I activated autohide on the taskbar, but I have a dark image as a background with black at the bottom, and there is still a thin white line probably 1px tall and white bumps probably 2 or 3px tall where the minimized windows are...

How do I make it completely invisible when hidden? I tried looking on Google but none of the articles were any help, the results kept showing ways to find the taskbar if you lost it...


----------



## pat mcgroin (May 1, 2009)

Are you speaking of the line at the absolute bottom of the screen?

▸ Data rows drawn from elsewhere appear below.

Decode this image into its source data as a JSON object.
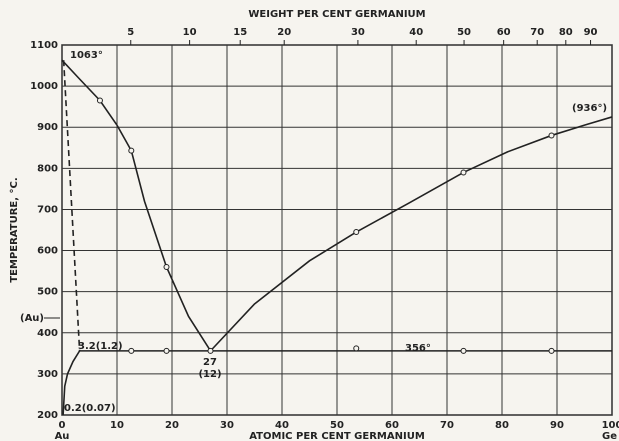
{
  "chart_data": {
    "type": "line",
    "title": "WEIGHT PER CENT GERMANIUM",
    "x_label": "ATOMIC PER CENT GERMANIUM",
    "y_label": "TEMPERATURE, °C.",
    "x_end_labels": [
      "Au",
      "Ge"
    ],
    "xlim": [
      0,
      100
    ],
    "ylim": [
      200,
      1100
    ],
    "xticks": [
      0,
      10,
      20,
      30,
      40,
      50,
      60,
      70,
      80,
      90,
      100
    ],
    "yticks": [
      200,
      300,
      400,
      500,
      600,
      700,
      800,
      900,
      1000,
      1100
    ],
    "x2ticks": [
      {
        "value": 12.5,
        "label": "5"
      },
      {
        "value": 23.2,
        "label": "10"
      },
      {
        "value": 32.4,
        "label": "15"
      },
      {
        "value": 40.4,
        "label": "20"
      },
      {
        "value": 53.8,
        "label": "30"
      },
      {
        "value": 64.4,
        "label": "40"
      },
      {
        "value": 73.1,
        "label": "50"
      },
      {
        "value": 80.3,
        "label": "60"
      },
      {
        "value": 86.4,
        "label": "70"
      },
      {
        "value": 91.6,
        "label": "80"
      },
      {
        "value": 96.1,
        "label": "90"
      }
    ],
    "grid": true,
    "color": "#222222",
    "series": [
      {
        "x": [
          0,
          3,
          6.9,
          10,
          12.6,
          15,
          19,
          23,
          27
        ],
        "values": [
          1063,
          1020,
          965,
          905,
          843,
          720,
          560,
          440,
          356
        ],
        "style": "solid"
      },
      {
        "x": [
          27,
          35,
          45,
          53.5,
          63,
          73,
          81,
          89,
          95,
          100
        ],
        "values": [
          356,
          470,
          575,
          645,
          715,
          790,
          840,
          880,
          905,
          925
        ],
        "style": "solid"
      },
      {
        "x": [
          3.2,
          100
        ],
        "values": [
          356,
          356
        ],
        "style": "solid"
      },
      {
        "x": [
          0.3,
          3.2
        ],
        "values": [
          1063,
          356
        ],
        "style": "dashed"
      },
      {
        "x": [
          0.2,
          0.5,
          1,
          2,
          3.2
        ],
        "values": [
          200,
          270,
          300,
          330,
          356
        ],
        "style": "solid"
      }
    ],
    "points": {
      "x": [
        6.9,
        12.6,
        19,
        27,
        53.5,
        73,
        89,
        12.6,
        19,
        53.5,
        73,
        89
      ],
      "values": [
        965,
        843,
        560,
        356,
        645,
        790,
        880,
        356,
        356,
        362,
        356,
        356
      ]
    },
    "annotations": [
      "1063°",
      "(936°)",
      "356°",
      "27",
      "(12)",
      "3.2(1.2)",
      "0.2(0.07)",
      "(Au)"
    ]
  }
}
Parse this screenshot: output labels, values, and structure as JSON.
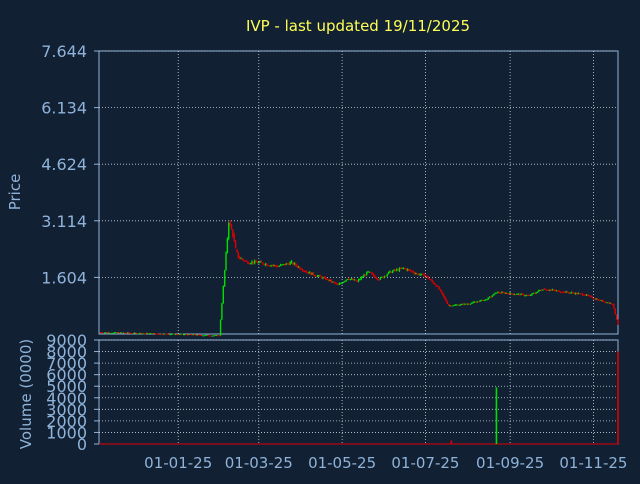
{
  "colors": {
    "background": "#112033",
    "title": "#FFFF55",
    "axis_text": "#8FB3D9",
    "frame": "#8FB3D9",
    "grid": "#C8D4E0",
    "up": "#00DD00",
    "down": "#DD0000",
    "zero_line": "#DD0000"
  },
  "chart_data": [
    {
      "type": "candlestick",
      "title": "IVP - last updated 19/11/2025",
      "ylabel": "Price",
      "ylim": [
        0.094,
        7.644
      ],
      "y_ticks": [
        "7.644",
        "6.134",
        "4.624",
        "3.114",
        "1.604"
      ],
      "y_tick_values": [
        7.644,
        6.134,
        4.624,
        3.114,
        1.604
      ],
      "grid": true,
      "x_ticks": [
        "01-01-25",
        "01-03-25",
        "01-05-25",
        "01-07-25",
        "01-09-25",
        "01-11-25"
      ],
      "date_range": [
        "2024-11-04",
        "2025-11-19"
      ],
      "series": [
        {
          "x": "2024-11-04",
          "close": 0.14,
          "dir": "flat"
        },
        {
          "x": "2024-12-01",
          "close": 0.12,
          "dir": "down"
        },
        {
          "x": "2025-01-01",
          "close": 0.09,
          "dir": "down"
        },
        {
          "x": "2025-01-31",
          "close": 0.05,
          "dir": "down"
        },
        {
          "x": "2025-02-07",
          "close": 3.1,
          "dir": "up"
        },
        {
          "x": "2025-02-10",
          "close": 2.75,
          "dir": "down"
        },
        {
          "x": "2025-02-12",
          "close": 2.35,
          "dir": "down"
        },
        {
          "x": "2025-02-14",
          "close": 2.15,
          "dir": "down"
        },
        {
          "x": "2025-02-20",
          "close": 2.02,
          "dir": "down"
        },
        {
          "x": "2025-03-01",
          "close": 2.0,
          "dir": "flat"
        },
        {
          "x": "2025-03-15",
          "close": 1.9,
          "dir": "down"
        },
        {
          "x": "2025-03-25",
          "close": 2.0,
          "dir": "up"
        },
        {
          "x": "2025-04-05",
          "close": 1.75,
          "dir": "down"
        },
        {
          "x": "2025-04-20",
          "close": 1.55,
          "dir": "down"
        },
        {
          "x": "2025-04-28",
          "close": 1.4,
          "dir": "down"
        },
        {
          "x": "2025-05-05",
          "close": 1.58,
          "dir": "up"
        },
        {
          "x": "2025-05-12",
          "close": 1.5,
          "dir": "down"
        },
        {
          "x": "2025-05-20",
          "close": 1.75,
          "dir": "up"
        },
        {
          "x": "2025-05-28",
          "close": 1.55,
          "dir": "down"
        },
        {
          "x": "2025-06-05",
          "close": 1.75,
          "dir": "up"
        },
        {
          "x": "2025-06-15",
          "close": 1.85,
          "dir": "up"
        },
        {
          "x": "2025-06-25",
          "close": 1.7,
          "dir": "down"
        },
        {
          "x": "2025-07-01",
          "close": 1.65,
          "dir": "down"
        },
        {
          "x": "2025-07-10",
          "close": 1.35,
          "dir": "down"
        },
        {
          "x": "2025-07-18",
          "close": 0.85,
          "dir": "down"
        },
        {
          "x": "2025-08-01",
          "close": 0.9,
          "dir": "up"
        },
        {
          "x": "2025-08-15",
          "close": 1.02,
          "dir": "up"
        },
        {
          "x": "2025-08-22",
          "close": 1.2,
          "dir": "up"
        },
        {
          "x": "2025-09-01",
          "close": 1.18,
          "dir": "flat"
        },
        {
          "x": "2025-09-15",
          "close": 1.12,
          "dir": "down"
        },
        {
          "x": "2025-09-25",
          "close": 1.3,
          "dir": "up"
        },
        {
          "x": "2025-10-10",
          "close": 1.22,
          "dir": "down"
        },
        {
          "x": "2025-10-25",
          "close": 1.15,
          "dir": "down"
        },
        {
          "x": "2025-11-05",
          "close": 1.0,
          "dir": "down"
        },
        {
          "x": "2025-11-15",
          "close": 0.9,
          "dir": "down"
        },
        {
          "x": "2025-11-19",
          "close": 0.35,
          "dir": "down"
        }
      ]
    },
    {
      "type": "bar",
      "ylabel": "Volume (0000)",
      "ylim": [
        0,
        9000
      ],
      "y_ticks": [
        "9000",
        "8000",
        "7000",
        "6000",
        "5000",
        "4000",
        "3000",
        "2000",
        "1000",
        "0"
      ],
      "y_tick_values": [
        9000,
        8000,
        7000,
        6000,
        5000,
        4000,
        3000,
        2000,
        1000,
        0
      ],
      "grid": true,
      "x_ticks": [
        "01-01-25",
        "01-03-25",
        "01-05-25",
        "01-07-25",
        "01-09-25",
        "01-11-25"
      ],
      "series": [
        {
          "x": "2025-07-20",
          "value": 300,
          "dir": "down"
        },
        {
          "x": "2025-08-22",
          "value": 4900,
          "dir": "up"
        },
        {
          "x": "2025-11-19",
          "value": 8000,
          "dir": "down"
        }
      ]
    }
  ]
}
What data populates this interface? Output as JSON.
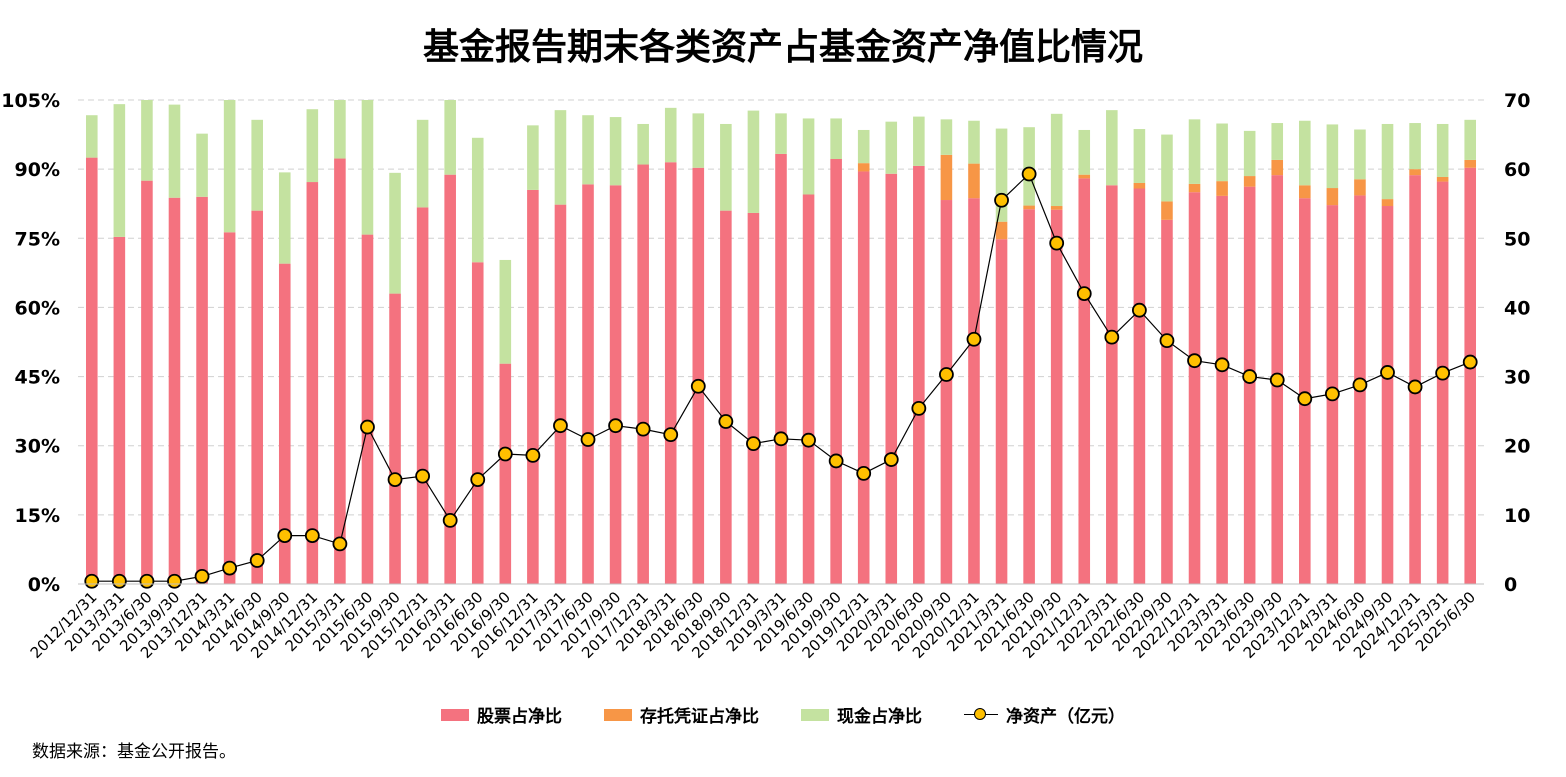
{
  "title": "基金报告期末各类资产占基金资产净值比情况",
  "source": "数据来源：基金公开报告。",
  "colors": {
    "stock": "#F4727F",
    "depositary": "#F79646",
    "cash": "#C4E2A0",
    "line": "#000000",
    "marker": "#FFC000",
    "grid": "#D0D0D0"
  },
  "chart_data": {
    "type": "bar",
    "stacked": true,
    "categories": [
      "2012/12/31",
      "2013/3/31",
      "2013/6/30",
      "2013/9/30",
      "2013/12/31",
      "2014/3/31",
      "2014/6/30",
      "2014/9/30",
      "2014/12/31",
      "2015/3/31",
      "2015/6/30",
      "2015/9/30",
      "2015/12/31",
      "2016/3/31",
      "2016/6/30",
      "2016/9/30",
      "2016/12/31",
      "2017/3/31",
      "2017/6/30",
      "2017/9/30",
      "2017/12/31",
      "2018/3/31",
      "2018/6/30",
      "2018/9/30",
      "2018/12/31",
      "2019/3/31",
      "2019/6/30",
      "2019/9/30",
      "2019/12/31",
      "2020/3/31",
      "2020/6/30",
      "2020/9/30",
      "2020/12/31",
      "2021/3/31",
      "2021/6/30",
      "2021/9/30",
      "2021/12/31",
      "2022/3/31",
      "2022/6/30",
      "2022/9/30",
      "2022/12/31",
      "2023/3/31",
      "2023/6/30",
      "2023/9/30",
      "2023/12/31",
      "2024/3/31",
      "2024/6/30",
      "2024/9/30",
      "2024/12/31",
      "2025/3/31",
      "2025/6/30"
    ],
    "series": [
      {
        "name": "股票占净比",
        "axis": "left",
        "values": [
          92.5,
          75.3,
          87.5,
          83.8,
          84.0,
          76.3,
          81.0,
          69.5,
          87.2,
          92.3,
          75.8,
          63.0,
          81.7,
          88.8,
          69.8,
          47.8,
          85.5,
          82.3,
          86.7,
          86.5,
          91.0,
          91.5,
          90.3,
          81.0,
          80.5,
          93.3,
          84.5,
          92.2,
          89.5,
          89.0,
          90.7,
          83.3,
          83.7,
          74.8,
          81.3,
          81.2,
          88.0,
          86.5,
          85.8,
          79.0,
          85.0,
          84.2,
          86.2,
          88.7,
          83.7,
          82.2,
          84.3,
          82.0,
          88.7,
          87.3,
          90.3
        ]
      },
      {
        "name": "存托凭证占净比",
        "axis": "left",
        "values": [
          0,
          0,
          0,
          0,
          0,
          0,
          0,
          0,
          0,
          0,
          0,
          0,
          0,
          0,
          0,
          0,
          0,
          0,
          0,
          0,
          0,
          0,
          0,
          0,
          0,
          0,
          0,
          0,
          1.8,
          0,
          0,
          9.8,
          7.5,
          3.8,
          0.8,
          0.8,
          0.8,
          0,
          1.2,
          4.0,
          1.8,
          3.2,
          2.3,
          3.3,
          2.8,
          3.7,
          3.5,
          1.5,
          1.3,
          1.0,
          1.7
        ]
      },
      {
        "name": "现金占净比",
        "axis": "left",
        "values": [
          9.2,
          28.8,
          17.5,
          20.2,
          13.7,
          28.7,
          19.7,
          19.8,
          15.8,
          12.7,
          29.2,
          26.2,
          19.0,
          16.2,
          27.0,
          22.5,
          14.0,
          20.5,
          15.0,
          14.8,
          8.8,
          11.8,
          11.8,
          18.8,
          22.2,
          8.8,
          16.5,
          8.8,
          7.2,
          11.3,
          10.7,
          7.7,
          9.3,
          20.2,
          17.0,
          20.0,
          9.7,
          16.3,
          11.7,
          14.5,
          14.0,
          12.5,
          9.8,
          8.0,
          14.0,
          13.8,
          10.8,
          16.3,
          10.0,
          11.5,
          8.7
        ]
      },
      {
        "name": "净资产（亿元）",
        "axis": "right",
        "type": "line",
        "values": [
          0.4,
          0.4,
          0.4,
          0.4,
          1.1,
          2.3,
          3.4,
          7.0,
          7.0,
          5.8,
          22.7,
          15.1,
          15.6,
          9.2,
          15.1,
          18.8,
          18.6,
          22.9,
          20.9,
          22.9,
          22.4,
          21.6,
          28.6,
          23.5,
          20.3,
          21.0,
          20.8,
          17.8,
          16.0,
          18.0,
          25.4,
          30.3,
          35.4,
          55.5,
          59.3,
          49.3,
          42.0,
          35.7,
          39.6,
          35.2,
          32.3,
          31.7,
          30.0,
          29.5,
          26.8,
          27.5,
          28.8,
          30.6,
          28.5,
          30.5,
          32.1
        ]
      }
    ],
    "y_left": {
      "ylim": [
        0,
        105
      ],
      "ticks": [
        "0%",
        "15%",
        "30%",
        "45%",
        "60%",
        "75%",
        "90%",
        "105%"
      ],
      "tick_values": [
        0,
        15,
        30,
        45,
        60,
        75,
        90,
        105
      ]
    },
    "y_right": {
      "ylim": [
        0,
        70
      ],
      "ticks": [
        "0",
        "10",
        "20",
        "30",
        "40",
        "50",
        "60",
        "70"
      ],
      "tick_values": [
        0,
        10,
        20,
        30,
        40,
        50,
        60,
        70
      ]
    },
    "grid": true,
    "legend_position": "bottom"
  }
}
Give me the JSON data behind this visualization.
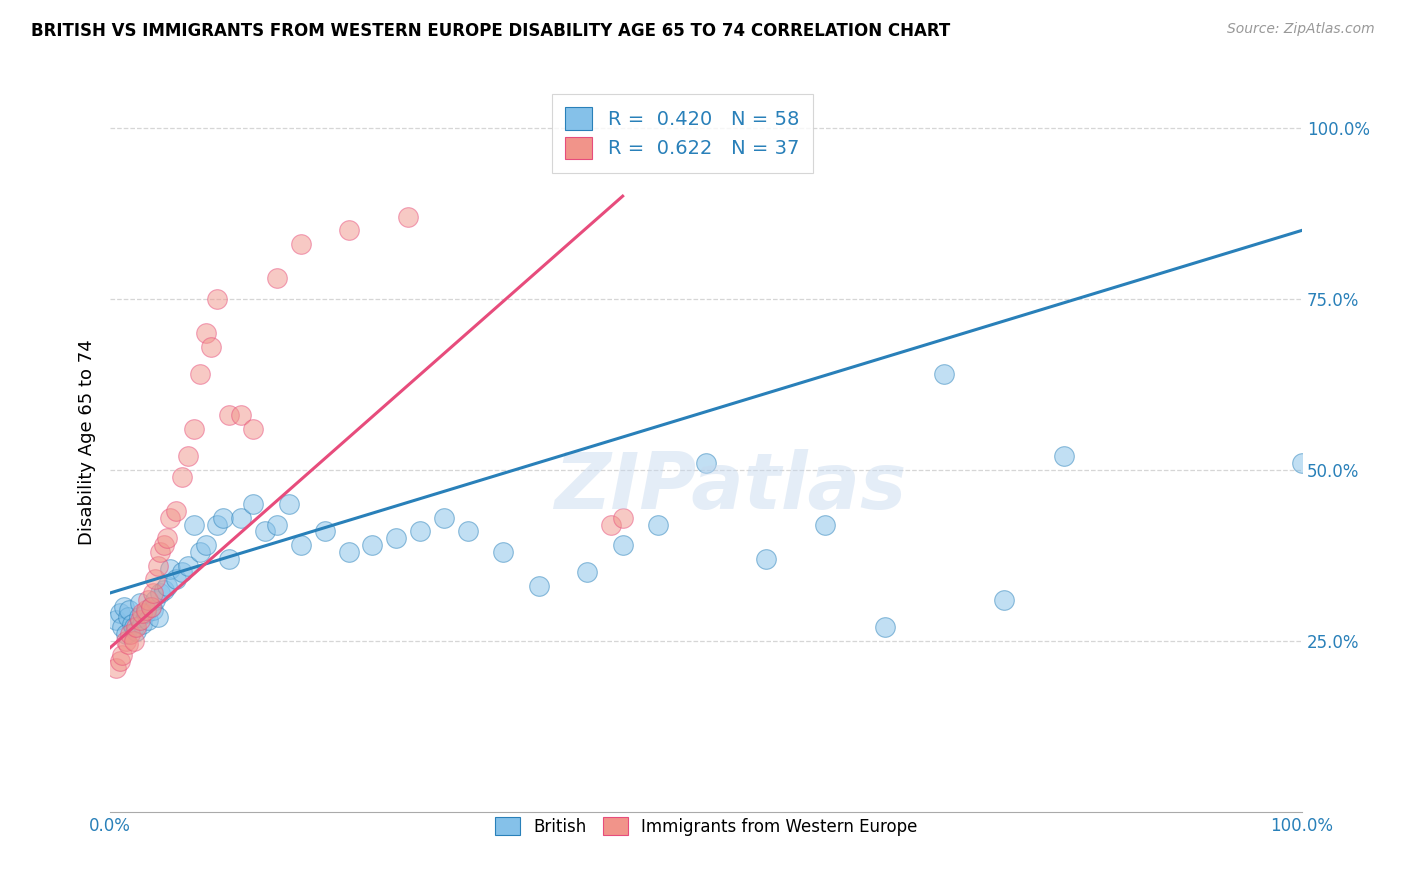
{
  "title": "BRITISH VS IMMIGRANTS FROM WESTERN EUROPE DISABILITY AGE 65 TO 74 CORRELATION CHART",
  "source": "Source: ZipAtlas.com",
  "ylabel": "Disability Age 65 to 74",
  "legend_label_1": "British",
  "legend_label_2": "Immigrants from Western Europe",
  "r1": 0.42,
  "n1": 58,
  "r2": 0.622,
  "n2": 37,
  "color_blue": "#85c1e9",
  "color_pink": "#f1948a",
  "line_color_blue": "#2980b9",
  "line_color_pink": "#e74c7c",
  "watermark": "ZIPatlas",
  "blue_x": [
    0.005,
    0.008,
    0.01,
    0.012,
    0.013,
    0.015,
    0.016,
    0.018,
    0.02,
    0.022,
    0.024,
    0.025,
    0.027,
    0.03,
    0.032,
    0.034,
    0.036,
    0.038,
    0.04,
    0.042,
    0.045,
    0.048,
    0.05,
    0.055,
    0.06,
    0.065,
    0.07,
    0.075,
    0.08,
    0.09,
    0.095,
    0.1,
    0.11,
    0.12,
    0.13,
    0.14,
    0.15,
    0.16,
    0.18,
    0.2,
    0.22,
    0.24,
    0.26,
    0.28,
    0.3,
    0.33,
    0.36,
    0.4,
    0.43,
    0.46,
    0.5,
    0.55,
    0.6,
    0.65,
    0.7,
    0.75,
    0.8,
    1.0
  ],
  "blue_y": [
    0.28,
    0.29,
    0.27,
    0.3,
    0.26,
    0.285,
    0.295,
    0.275,
    0.27,
    0.265,
    0.285,
    0.305,
    0.275,
    0.29,
    0.28,
    0.3,
    0.295,
    0.31,
    0.285,
    0.32,
    0.325,
    0.33,
    0.355,
    0.34,
    0.35,
    0.36,
    0.42,
    0.38,
    0.39,
    0.42,
    0.43,
    0.37,
    0.43,
    0.45,
    0.41,
    0.42,
    0.45,
    0.39,
    0.41,
    0.38,
    0.39,
    0.4,
    0.41,
    0.43,
    0.41,
    0.38,
    0.33,
    0.35,
    0.39,
    0.42,
    0.51,
    0.37,
    0.42,
    0.27,
    0.64,
    0.31,
    0.52,
    0.51
  ],
  "pink_x": [
    0.005,
    0.008,
    0.01,
    0.013,
    0.015,
    0.017,
    0.02,
    0.022,
    0.025,
    0.027,
    0.03,
    0.032,
    0.034,
    0.036,
    0.038,
    0.04,
    0.042,
    0.045,
    0.048,
    0.05,
    0.055,
    0.06,
    0.065,
    0.07,
    0.075,
    0.08,
    0.085,
    0.09,
    0.1,
    0.11,
    0.12,
    0.14,
    0.16,
    0.2,
    0.25,
    0.42,
    0.43
  ],
  "pink_y": [
    0.21,
    0.22,
    0.23,
    0.25,
    0.245,
    0.26,
    0.25,
    0.27,
    0.28,
    0.29,
    0.295,
    0.31,
    0.3,
    0.32,
    0.34,
    0.36,
    0.38,
    0.39,
    0.4,
    0.43,
    0.44,
    0.49,
    0.52,
    0.56,
    0.64,
    0.7,
    0.68,
    0.75,
    0.58,
    0.58,
    0.56,
    0.78,
    0.83,
    0.85,
    0.87,
    0.42,
    0.43
  ],
  "blue_line": [
    0.0,
    1.0,
    0.32,
    0.85
  ],
  "pink_line_x": [
    0.0,
    0.43
  ],
  "pink_line_y": [
    0.24,
    0.9
  ],
  "xlim": [
    0.0,
    1.0
  ],
  "ylim": [
    0.0,
    1.08
  ],
  "yticks": [
    0.25,
    0.5,
    0.75,
    1.0
  ],
  "ytick_labels": [
    "25.0%",
    "50.0%",
    "75.0%",
    "100.0%"
  ],
  "xtick_positions": [
    0.0,
    0.2,
    0.4,
    0.6,
    0.8,
    1.0
  ],
  "xtick_labels": [
    "0.0%",
    "",
    "",
    "",
    "",
    "100.0%"
  ],
  "title_fontsize": 12,
  "tick_fontsize": 12
}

If so, most monitors allow for the movement of the image on the screen.
Just slide it down a little and it will disappear. Nothing else will be missing enough to notice.


----------



## koala (Mar 27, 2005)

Here's another option - Taskbar Eliminator for Windows 7

Homepage and download - Aviassin

It's a small program with just 2 settings, 'Hide Taskbar' and 'Show Taskbar'. You can set it to autorun at Windows startup and then use Alt-T to toggle the taskbar on and off.


EDIT: I've just tested it in Windows 7. Ctrl-Alt-T to bring up the program window, or Alt-T to toggle the taskbar on and off. It works perfectly. :smile:


----------



## evilmog9999 (Jul 29, 2008)

Yes, that is the line I'm talking about. Unfortunately, while hooked up via DVI (which I must be in order to use the stereoscopic 3D) manual V position adjustments are not possible through the monitor menu.

If I could customize the look of the bar so that icons had completely black backgrounds, and the bar itself was completely black, that might do the trick, but I'm also finding no help searching for that either.


----------



## pat mcgroin (May 1, 2009)

It may be possible to increase the screen size in the Nvidia control panel. I am currently at
1400x900 on this monitor. I can change it to 910 and the line moves down and out of site.


----------